"Примо Леви. Периодическая система" - читать интересную книгу автора


ЦИНК

В течение пяти месяцев мы, теснясь в аудитории, как сельди в бочке,
благоговейно слушали лекции профессора П. по общей и неорганической химии,
производившие на нас неоднозначное, но всегда волнующее и неожиданное
впечатление.
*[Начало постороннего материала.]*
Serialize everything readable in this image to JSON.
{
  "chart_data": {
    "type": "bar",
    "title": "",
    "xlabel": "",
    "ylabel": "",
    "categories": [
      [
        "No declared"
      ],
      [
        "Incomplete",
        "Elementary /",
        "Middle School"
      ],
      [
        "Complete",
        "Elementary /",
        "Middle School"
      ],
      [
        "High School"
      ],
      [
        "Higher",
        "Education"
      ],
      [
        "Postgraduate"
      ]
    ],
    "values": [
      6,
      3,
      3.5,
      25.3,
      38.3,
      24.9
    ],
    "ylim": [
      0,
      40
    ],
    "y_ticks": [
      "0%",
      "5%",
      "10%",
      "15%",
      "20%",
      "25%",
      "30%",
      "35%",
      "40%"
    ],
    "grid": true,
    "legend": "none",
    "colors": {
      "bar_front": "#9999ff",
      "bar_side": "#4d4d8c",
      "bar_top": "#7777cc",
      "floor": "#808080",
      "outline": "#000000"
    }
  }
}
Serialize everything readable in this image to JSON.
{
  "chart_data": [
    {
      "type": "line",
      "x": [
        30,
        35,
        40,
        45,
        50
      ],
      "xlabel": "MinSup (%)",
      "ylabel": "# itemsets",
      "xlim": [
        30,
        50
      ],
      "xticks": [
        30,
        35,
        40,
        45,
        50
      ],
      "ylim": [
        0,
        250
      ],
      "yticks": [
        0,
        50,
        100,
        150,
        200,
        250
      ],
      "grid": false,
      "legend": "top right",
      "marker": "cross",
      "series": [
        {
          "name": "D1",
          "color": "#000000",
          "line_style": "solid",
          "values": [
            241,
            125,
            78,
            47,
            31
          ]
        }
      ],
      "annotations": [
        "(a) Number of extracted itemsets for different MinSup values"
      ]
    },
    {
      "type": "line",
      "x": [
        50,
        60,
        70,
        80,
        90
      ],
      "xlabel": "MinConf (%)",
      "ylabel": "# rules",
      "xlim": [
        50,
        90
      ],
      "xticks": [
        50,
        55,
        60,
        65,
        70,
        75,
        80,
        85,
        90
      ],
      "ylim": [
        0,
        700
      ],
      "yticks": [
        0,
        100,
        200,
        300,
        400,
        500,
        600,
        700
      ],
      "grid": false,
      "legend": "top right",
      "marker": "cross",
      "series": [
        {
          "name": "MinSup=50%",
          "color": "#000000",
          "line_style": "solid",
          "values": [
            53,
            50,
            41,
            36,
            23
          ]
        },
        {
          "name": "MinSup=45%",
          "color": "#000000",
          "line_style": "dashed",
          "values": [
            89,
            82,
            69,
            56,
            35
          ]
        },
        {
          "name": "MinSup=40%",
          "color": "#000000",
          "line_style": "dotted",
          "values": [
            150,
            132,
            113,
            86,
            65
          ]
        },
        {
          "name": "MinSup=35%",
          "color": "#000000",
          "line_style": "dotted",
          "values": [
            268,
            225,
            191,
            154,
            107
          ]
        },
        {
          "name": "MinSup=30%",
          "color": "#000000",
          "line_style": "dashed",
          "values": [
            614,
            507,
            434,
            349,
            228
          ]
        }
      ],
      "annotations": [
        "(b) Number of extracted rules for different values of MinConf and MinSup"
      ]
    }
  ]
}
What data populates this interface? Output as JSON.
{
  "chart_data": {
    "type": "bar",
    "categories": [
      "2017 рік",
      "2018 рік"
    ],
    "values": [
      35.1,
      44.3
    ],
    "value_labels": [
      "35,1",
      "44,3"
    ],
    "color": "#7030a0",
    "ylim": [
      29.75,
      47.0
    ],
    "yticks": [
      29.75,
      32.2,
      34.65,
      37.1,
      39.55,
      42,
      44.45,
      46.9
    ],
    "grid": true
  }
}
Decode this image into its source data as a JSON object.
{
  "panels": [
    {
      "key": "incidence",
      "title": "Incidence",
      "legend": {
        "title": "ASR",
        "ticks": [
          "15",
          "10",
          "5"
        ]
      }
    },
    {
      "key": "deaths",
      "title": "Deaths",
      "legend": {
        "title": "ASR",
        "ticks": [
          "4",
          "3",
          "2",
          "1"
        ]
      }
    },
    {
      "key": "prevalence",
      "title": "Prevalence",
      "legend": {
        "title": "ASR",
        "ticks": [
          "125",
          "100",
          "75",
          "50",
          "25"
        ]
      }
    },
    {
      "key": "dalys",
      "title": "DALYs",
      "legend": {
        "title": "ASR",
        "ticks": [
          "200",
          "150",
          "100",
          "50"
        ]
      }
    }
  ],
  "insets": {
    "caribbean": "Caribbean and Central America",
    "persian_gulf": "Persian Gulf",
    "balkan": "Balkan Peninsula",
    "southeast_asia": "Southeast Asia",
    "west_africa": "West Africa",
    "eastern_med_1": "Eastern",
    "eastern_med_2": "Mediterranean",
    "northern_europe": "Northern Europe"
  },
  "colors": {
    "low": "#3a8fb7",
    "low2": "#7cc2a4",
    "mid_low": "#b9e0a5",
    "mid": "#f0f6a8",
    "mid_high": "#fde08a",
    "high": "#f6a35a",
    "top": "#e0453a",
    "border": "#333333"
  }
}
Нет, профессор П. не выдавал химию за движущую силу Вселенной
или за ключ к Истине; он был ироничным скептиком, врагом всяческих риторик
(а потому и именно потому антифашистом), умным, упрямым стариком с грустным
юмором.
Про него рассказывали, что экзамены он принимает безжалостно и
предвзято, что его излюбленные жертвы - женщины, особенно монахини, а также
священники и все те, кто "одевается по-военному". Ходили смутные и совсем
невероятные разговоры о его маниакальной скаредности: будто бы в Химическом
институте, которым он руководил, и в его лаборатории стояли ящики с
обгорелыми спичками и он не разрешал обслуживающему персоналу их
выбрасывать; будто бы странные минареты института, которые и сегодня своей
псевдоэкзотикой придают этой части проспекта Массимо д'Адзелио нелепый вид,
велел построить он сам, еще в далекой молодости, чтобы раз в году
торжественно проводить там тайные всесожжения, предавая огню накопившуюся за
двенадцать месяцев ветошь и фильтровальную бумагу. Оставшуюся золу он
тщательно, до последней крупицы исследовал лично, экстрагируя из нее в целях
своего рода палингенезиса важные (и не очень важные) элементы, или, иначе
говоря, возрождая их, так сказать, из пепла. На эту тайную оргию допускался
только Казелли, его верный лаборант. Еще говорили, будто на протяжении всей
своей академической карьеры профессор П. пытался опровергнуть некую
стереохимическую теорию, причем не экспериментальным, а теоретическим путем.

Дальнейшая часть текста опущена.